We'll be offering more details about this year's show over the coming weeks. But as it relates to Count Me In, one of this year's special guests will be the reunited Paul Winter Sextet. Other performers are, along with the Paul Winter Consort, are vocalist Theresa Thomason, African griot singer Abdoulaye Diabate, and the Forces of Nature Dance Theatre.

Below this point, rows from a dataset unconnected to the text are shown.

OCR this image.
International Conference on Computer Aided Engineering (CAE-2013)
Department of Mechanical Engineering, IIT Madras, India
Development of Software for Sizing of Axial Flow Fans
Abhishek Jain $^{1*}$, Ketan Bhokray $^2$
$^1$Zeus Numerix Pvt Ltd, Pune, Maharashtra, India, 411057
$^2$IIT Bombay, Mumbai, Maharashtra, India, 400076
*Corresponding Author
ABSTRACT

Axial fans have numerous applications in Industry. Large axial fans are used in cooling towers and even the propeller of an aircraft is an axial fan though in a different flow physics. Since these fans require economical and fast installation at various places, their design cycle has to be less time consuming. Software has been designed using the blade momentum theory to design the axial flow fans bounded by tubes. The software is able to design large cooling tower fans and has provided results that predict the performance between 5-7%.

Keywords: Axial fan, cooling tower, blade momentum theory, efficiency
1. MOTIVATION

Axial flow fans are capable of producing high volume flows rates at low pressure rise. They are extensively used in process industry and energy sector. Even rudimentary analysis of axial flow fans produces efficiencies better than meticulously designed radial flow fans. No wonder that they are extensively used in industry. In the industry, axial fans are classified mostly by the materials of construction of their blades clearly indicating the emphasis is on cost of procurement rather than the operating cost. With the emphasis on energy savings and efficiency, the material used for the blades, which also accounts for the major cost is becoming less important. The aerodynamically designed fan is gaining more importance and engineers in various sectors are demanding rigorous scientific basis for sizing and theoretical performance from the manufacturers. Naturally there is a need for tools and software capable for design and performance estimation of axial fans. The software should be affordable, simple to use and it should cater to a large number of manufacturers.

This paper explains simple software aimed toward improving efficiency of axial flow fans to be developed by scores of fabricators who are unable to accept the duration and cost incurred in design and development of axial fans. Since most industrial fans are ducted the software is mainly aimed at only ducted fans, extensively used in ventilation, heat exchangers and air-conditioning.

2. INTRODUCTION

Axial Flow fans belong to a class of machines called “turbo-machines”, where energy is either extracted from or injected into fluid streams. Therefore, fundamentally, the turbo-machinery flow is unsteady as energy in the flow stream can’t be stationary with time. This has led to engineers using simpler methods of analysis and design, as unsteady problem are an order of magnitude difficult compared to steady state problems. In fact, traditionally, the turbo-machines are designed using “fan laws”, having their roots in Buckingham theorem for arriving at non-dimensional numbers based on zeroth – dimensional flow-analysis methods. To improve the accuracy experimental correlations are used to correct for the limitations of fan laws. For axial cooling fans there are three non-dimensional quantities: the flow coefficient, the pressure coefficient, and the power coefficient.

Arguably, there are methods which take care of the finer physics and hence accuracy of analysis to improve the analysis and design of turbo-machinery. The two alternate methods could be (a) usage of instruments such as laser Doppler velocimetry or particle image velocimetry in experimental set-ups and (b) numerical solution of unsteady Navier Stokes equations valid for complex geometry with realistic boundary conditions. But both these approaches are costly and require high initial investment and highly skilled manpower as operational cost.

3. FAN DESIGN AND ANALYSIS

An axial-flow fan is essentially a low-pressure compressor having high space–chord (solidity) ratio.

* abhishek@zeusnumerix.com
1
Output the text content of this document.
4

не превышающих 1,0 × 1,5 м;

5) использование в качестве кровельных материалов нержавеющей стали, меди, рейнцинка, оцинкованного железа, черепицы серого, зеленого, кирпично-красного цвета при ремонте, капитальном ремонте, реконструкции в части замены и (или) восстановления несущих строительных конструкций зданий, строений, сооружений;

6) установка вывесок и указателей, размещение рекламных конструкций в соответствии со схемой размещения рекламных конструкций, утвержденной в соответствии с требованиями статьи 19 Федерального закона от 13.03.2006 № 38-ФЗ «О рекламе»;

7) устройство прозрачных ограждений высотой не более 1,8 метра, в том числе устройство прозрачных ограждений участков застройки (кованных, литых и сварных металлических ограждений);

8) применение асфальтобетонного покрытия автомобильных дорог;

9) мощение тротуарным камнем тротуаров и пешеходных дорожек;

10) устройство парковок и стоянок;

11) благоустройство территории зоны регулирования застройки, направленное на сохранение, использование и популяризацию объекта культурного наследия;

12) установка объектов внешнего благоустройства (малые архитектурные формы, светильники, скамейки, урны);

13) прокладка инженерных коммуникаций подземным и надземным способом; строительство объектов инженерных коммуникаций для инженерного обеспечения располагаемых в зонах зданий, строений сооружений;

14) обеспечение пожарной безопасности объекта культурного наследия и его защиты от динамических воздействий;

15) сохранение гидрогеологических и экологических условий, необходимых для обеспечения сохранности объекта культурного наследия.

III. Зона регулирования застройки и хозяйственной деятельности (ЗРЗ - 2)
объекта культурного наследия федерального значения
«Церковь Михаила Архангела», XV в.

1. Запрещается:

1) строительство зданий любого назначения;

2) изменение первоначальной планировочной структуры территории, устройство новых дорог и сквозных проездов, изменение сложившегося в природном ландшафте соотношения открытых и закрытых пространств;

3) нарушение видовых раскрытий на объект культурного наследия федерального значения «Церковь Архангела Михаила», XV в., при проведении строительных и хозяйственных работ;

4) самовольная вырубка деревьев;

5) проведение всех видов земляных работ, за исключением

And as it happens, the dates of this year's solstice celebration coincide with the 50th anniversary of the Sextet's last New York performance, at the Village Vanguard, the "Carnegie Hall of jazz, " in December 1962.

"COUNT ME IN" - ALBUM POSTSCRIPT

The three-year journey of our Sextet was graced with many blessings. It was an extraordinary time and place in which to be enchanted with jazz. When I came to Chicago in 1957, the south side was a jazz mecca. I recall seeing hand-lettered cardboard signs on telephone poles in the area of 53rd and Cottage Grove: Pot's On…Jug & String…McKie'sThat's all they needed to say to let the neighborhood know there would be swinging music that night by Gene Ammons and Sonny Stitt at McKie's Showboat Lounge.

I loved the exuberant and congenial spirit of the black jazz community and immediately felt a resonance. Not once did I feel unwelcome. This was my first experience of any culture outside the predominantly white one I'd known growing up in Altoona. It was out of this south-side community that our Sextet and its music emerged.

For living music,
Paul

P.S. Earlier this week, Chris Spector of Midwest Record reviewed Count Me In. The light-hearted article included a few gems, such as describing me as a "fresh-faced lad, " and this one:

"Before Winter was running with the wolves and examining nature, long before it was hip, he was a bebopper!"